Get your popcorn ready. For those of you who have not seen this yet, it’s the official gameplay trailer for Grand Theft Auto 5, and it will make your day and make you cream your pants. 4:51 of the video game equivalent of porn. Right off the bat, the graphics are insane. Tons of different landscapes and locations for gameplay. New environments creating a vast array of features crafty tricks the game has to offer. Facial details and personal animations along with crazy real life problems and situations. THREE main characters, all with their own stories and backgrounds and skillsets. Quads and jet skis. Where does it end?
I don’t know what the fuck I’m even talking about but this game is going to be sick. Custom clothes and custom cars. I can choose what mission and how I want to pull off heists. I can change from one character to another in the same mission. Minigames and side missions. Completely new driving mechanics and combat controls.
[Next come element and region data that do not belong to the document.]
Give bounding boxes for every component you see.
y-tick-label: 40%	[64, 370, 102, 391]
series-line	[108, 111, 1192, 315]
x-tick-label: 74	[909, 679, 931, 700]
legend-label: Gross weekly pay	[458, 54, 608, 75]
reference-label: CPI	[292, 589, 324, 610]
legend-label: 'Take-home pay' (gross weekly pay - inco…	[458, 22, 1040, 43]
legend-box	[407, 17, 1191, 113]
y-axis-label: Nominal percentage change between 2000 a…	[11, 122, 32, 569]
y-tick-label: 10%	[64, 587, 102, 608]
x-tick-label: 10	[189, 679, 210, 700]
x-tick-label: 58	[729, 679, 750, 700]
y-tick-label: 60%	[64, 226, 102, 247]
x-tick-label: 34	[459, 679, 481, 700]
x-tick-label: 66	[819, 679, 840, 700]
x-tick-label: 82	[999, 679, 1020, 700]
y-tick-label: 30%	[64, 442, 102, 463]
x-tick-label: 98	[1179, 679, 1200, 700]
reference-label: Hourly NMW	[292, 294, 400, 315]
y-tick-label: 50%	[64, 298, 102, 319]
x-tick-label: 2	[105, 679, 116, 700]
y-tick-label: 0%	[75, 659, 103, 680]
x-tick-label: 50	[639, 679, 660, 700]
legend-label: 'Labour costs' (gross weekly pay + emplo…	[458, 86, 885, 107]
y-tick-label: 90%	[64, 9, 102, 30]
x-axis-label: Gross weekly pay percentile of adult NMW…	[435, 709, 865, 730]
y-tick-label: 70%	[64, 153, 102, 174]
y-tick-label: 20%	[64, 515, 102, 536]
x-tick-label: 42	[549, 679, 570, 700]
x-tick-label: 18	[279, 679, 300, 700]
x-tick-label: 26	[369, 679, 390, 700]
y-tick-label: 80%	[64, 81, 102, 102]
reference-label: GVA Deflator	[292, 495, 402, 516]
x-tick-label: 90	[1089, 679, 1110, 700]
But let’s get serious. All I wanna do is steal a car, run over a hooker, shoot her hooker friend, stop at the occasional red light (so I can at least try to throw off the police), and then run from the cops until they corner me and fuck me up. But I’m gonna be able to buy businesses and invest in stocks which is fucking insane for a video game. I don’t wanna play tennis and go on a nature hike. Cool feature, but I’ll pass. I just wanna steal shit, blow shit up, shoot the fuck out of people, and take over the city. PUMPED, nevertheless.